I saved this one for last because Sons of Anarchy is near and dear to my heart. Like almost all the rest on this list, this one is available to stream on Netflix. There are seven (short) seasons available to watch, and each episode of each season packs a serious punch. This show isn’t for the weak. But, if you enjoy great characters, fast-paced plot and enthralling action sequences, you might want to give it a shot.
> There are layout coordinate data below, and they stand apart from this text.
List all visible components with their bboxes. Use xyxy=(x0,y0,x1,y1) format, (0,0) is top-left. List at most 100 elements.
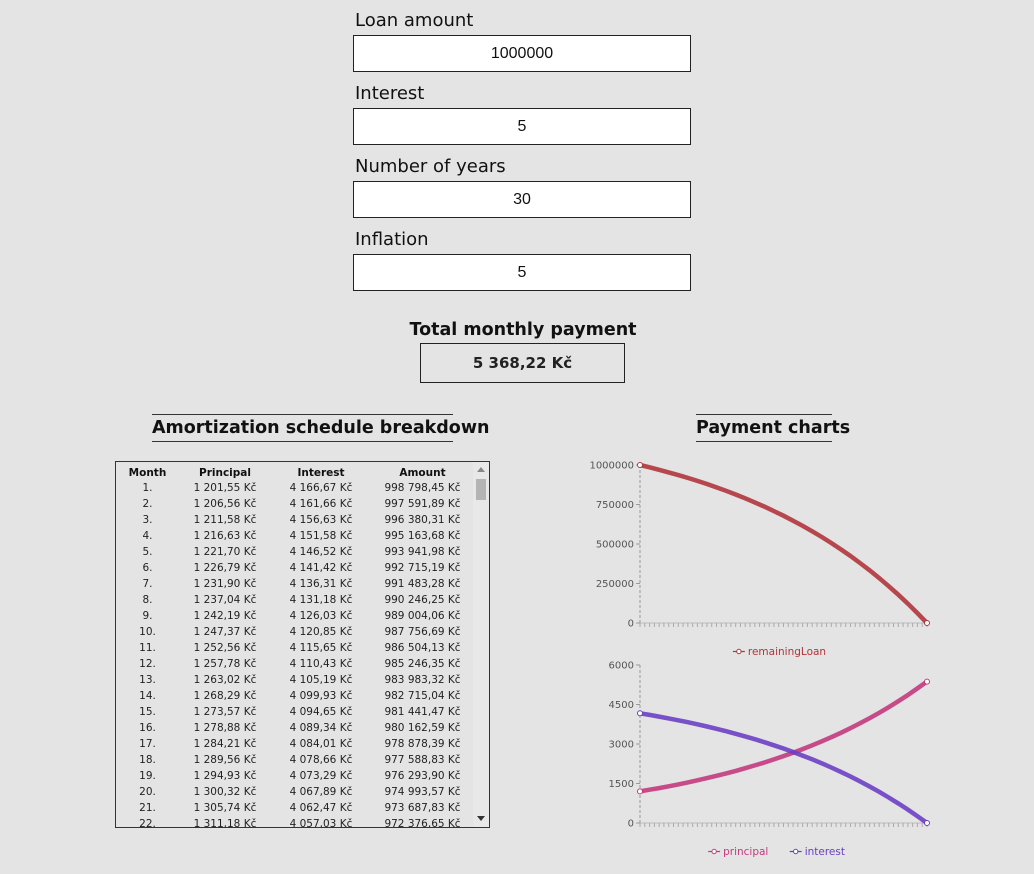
amount-cell: 992 715,19 Kč xyxy=(384,562,461,574)
principal-cell: 1 242,19 Kč xyxy=(193,610,257,622)
month-cell: 10. xyxy=(139,626,156,638)
principal-cell: 1 221,70 Kč xyxy=(193,546,257,558)
amount-cell: 982 715,04 Kč xyxy=(384,690,461,702)
legend-label-interest: interest xyxy=(805,846,845,858)
table-row: 8. 1 237,04 Kč 4 131,18 Kč 990 246,25 Kč xyxy=(116,592,474,608)
amount-cell: 987 756,69 Kč xyxy=(384,626,461,638)
month-cell: 13. xyxy=(139,674,156,686)
table-scrollbar[interactable] xyxy=(473,462,489,827)
amount-cell: 986 504,13 Kč xyxy=(384,642,461,654)
amount-cell: 997 591,89 Kč xyxy=(384,498,461,510)
interest-cell: 4 078,66 Kč xyxy=(289,754,353,766)
amount-cell: 981 441,47 Kč xyxy=(384,706,461,718)
month-cell: 16. xyxy=(139,722,156,734)
years-input[interactable] xyxy=(353,181,691,218)
amount-cell: 990 246,25 Kč xyxy=(384,594,461,606)
series-start-point xyxy=(637,788,643,795)
month-cell: 14. xyxy=(139,690,156,702)
principal-interest-chart: 0 1500 3000 4500 6000 principal interest xyxy=(609,661,930,858)
interest-cell: 4 120,85 Kč xyxy=(289,626,353,638)
month-cell: 4. xyxy=(142,530,153,542)
amount-cell: 989 004,06 Kč xyxy=(384,610,461,622)
table-row: 10. 1 247,37 Kč 4 120,85 Kč 987 756,69 Kč xyxy=(116,624,474,640)
principal-cell: 1 311,18 Kč xyxy=(193,818,257,827)
table-row: 5. 1 221,70 Kč 4 146,52 Kč 993 941,98 Kč xyxy=(116,544,474,560)
interest-cell: 4 126,03 Kč xyxy=(289,610,353,622)
scroll-thumb[interactable] xyxy=(476,479,486,500)
y-tick-label: 4500 xyxy=(609,700,634,711)
interest-cell: 4 062,47 Kč xyxy=(289,802,353,814)
inflation-label: Inflation xyxy=(355,229,429,250)
series-end-point xyxy=(924,620,930,626)
series-end-point xyxy=(924,678,930,685)
years-label: Number of years xyxy=(355,156,506,177)
principal-cell: 1 201,55 Kč xyxy=(193,482,257,494)
y-tick-label: 1000000 xyxy=(589,461,634,472)
amount-cell: 996 380,31 Kč xyxy=(384,514,461,526)
y-tick-label: 750000 xyxy=(596,500,634,511)
table-row: 22. 1 311,18 Kč 4 057,03 Kč 972 376,65 Kč xyxy=(116,816,474,827)
y-tick-label: 250000 xyxy=(596,579,634,590)
interest-cell: 4 073,29 Kč xyxy=(289,770,353,782)
principal-cell: 1 206,56 Kč xyxy=(193,498,257,510)
principal-cell: 1 237,04 Kč xyxy=(193,594,257,606)
table-row: 13. 1 263,02 Kč 4 105,19 Kč 983 983,32 Kč xyxy=(116,672,474,688)
month-cell: 6. xyxy=(142,562,153,574)
table-row: 7. 1 231,90 Kč 4 136,31 Kč 991 483,28 Kč xyxy=(116,576,474,592)
interest-cell: 4 110,43 Kč xyxy=(289,658,353,670)
principal-cell: 1 284,21 Kč xyxy=(193,738,257,750)
interest-cell: 4 156,63 Kč xyxy=(289,514,353,526)
series-line-principal xyxy=(637,679,930,794)
interest-cell: 4 141,42 Kč xyxy=(289,562,353,574)
table-row: 21. 1 305,74 Kč 4 062,47 Kč 973 687,83 Kč xyxy=(116,800,474,816)
interest-input[interactable] xyxy=(353,108,691,145)
y-tick-label: 0 xyxy=(628,819,634,830)
interest-cell: 4 115,65 Kč xyxy=(289,642,353,654)
principal-cell: 1 211,58 Kč xyxy=(193,514,257,526)
amount-cell: 973 687,83 Kč xyxy=(384,802,461,814)
principal-cell: 1 263,02 Kč xyxy=(193,674,257,686)
inflation-input[interactable] xyxy=(353,254,691,291)
series-start-point xyxy=(637,462,643,468)
interest-header: Interest xyxy=(297,466,345,479)
y-tick-label: 6000 xyxy=(609,661,634,672)
amortization-table[interactable]: Month Principal Interest Amount 1. 1 201,… xyxy=(115,461,490,828)
scroll-up-icon[interactable] xyxy=(477,467,485,472)
principal-cell: 1 294,93 Kč xyxy=(193,770,257,782)
scroll-down-icon[interactable] xyxy=(477,816,485,821)
interest-cell: 4 084,01 Kč xyxy=(289,738,353,750)
table-row: 6. 1 226,79 Kč 4 141,42 Kč 992 715,19 Kč xyxy=(116,560,474,576)
principal-cell: 1 300,32 Kč xyxy=(193,786,257,798)
interest-cell: 4 131,18 Kč xyxy=(289,594,353,606)
principal-cell: 1 257,78 Kč xyxy=(193,658,257,670)
interest-cell: 4 099,93 Kč xyxy=(289,690,353,702)
principal-header: Principal xyxy=(199,466,251,479)
table-row: 3. 1 211,58 Kč 4 156,63 Kč 996 380,31 Kč xyxy=(116,512,474,528)
interest-cell: 4 067,89 Kč xyxy=(289,786,353,798)
principal-cell: 1 216,63 Kč xyxy=(193,530,257,542)
series-end-point xyxy=(924,820,930,826)
series-line-interest xyxy=(637,711,930,826)
loan-amount-input[interactable] xyxy=(353,35,691,72)
principal-cell: 1 278,88 Kč xyxy=(193,722,257,734)
interest-cell: 4 094,65 Kč xyxy=(289,706,353,718)
payment-charts-title: Payment charts xyxy=(696,414,850,442)
interest-cell: 4 166,67 Kč xyxy=(289,482,353,494)
y-tick-label: 500000 xyxy=(596,540,634,551)
y-tick-label: 1500 xyxy=(609,779,634,790)
principal-cell: 1 305,74 Kč xyxy=(193,802,257,814)
interest-cell: 4 105,19 Kč xyxy=(289,674,353,686)
table-row: 4. 1 216,63 Kč 4 151,58 Kč 995 163,68 Kč xyxy=(116,528,474,544)
month-cell: 21. xyxy=(139,802,156,814)
principal-cell: 1 231,90 Kč xyxy=(193,578,257,590)
month-header: Month xyxy=(128,466,167,479)
table-row: 2. 1 206,56 Kč 4 161,66 Kč 997 591,89 Kč xyxy=(116,496,474,512)
table-row: 20. 1 300,32 Kč 4 067,89 Kč 974 993,57 Kč xyxy=(116,784,474,800)
y-tick-label: 0 xyxy=(628,619,634,630)
amount-cell: 978 878,39 Kč xyxy=(384,738,461,750)
month-cell: 9. xyxy=(142,610,153,622)
legend-label-principal: principal xyxy=(723,846,768,858)
y-tick-label: 3000 xyxy=(609,740,634,751)
month-cell: 20. xyxy=(139,786,156,798)
amount-cell: 993 941,98 Kč xyxy=(384,546,461,558)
Sons of Anarchy a modern-day Hamlet, featuring a young man struggling to understand more about his deceased father, while his mother and her new husband plot shenanigans. And that is just the tip of the iceberg in this story of a California motorcycle club. This isn’t a happy show, but it is a good one. There’s a reason it’s listed among my favorite shows of all time.

But, all seriousness aside, Sons of Anarchy also stars Charlie Hunnam as Jax Teller and that alone is reason enough to watch. You get to see plenty of this man (and I do mean plenty) in all his tattooed glory.

Fair warning though? This show is violent. SUPER. DUPER. VIOLENT.

Best Episodes: 
“NS” (season three, episode 12, season finale) “Laying Pipe” (season five, episode three) “Papa’s Goods” (season seven, episode 13)

Worst Episodes: 
“Darthy" (season five, episode 12), “Straw” (season six, episode one)

Favorite Line: 
“With this ring, I vow my love. And I promise always to cherish and protect you… And treat you as good as my leather and... ride you as much as my Harley.” — Opie in “Out.”

I’ve given you more than enough to keep you busy for the duration of this hiatus (and maybe given you some shows to consider for the looming summer hiatus as well!). Those long winter days won’t seem quite so long now! And with Netflix’s help, we will get through this.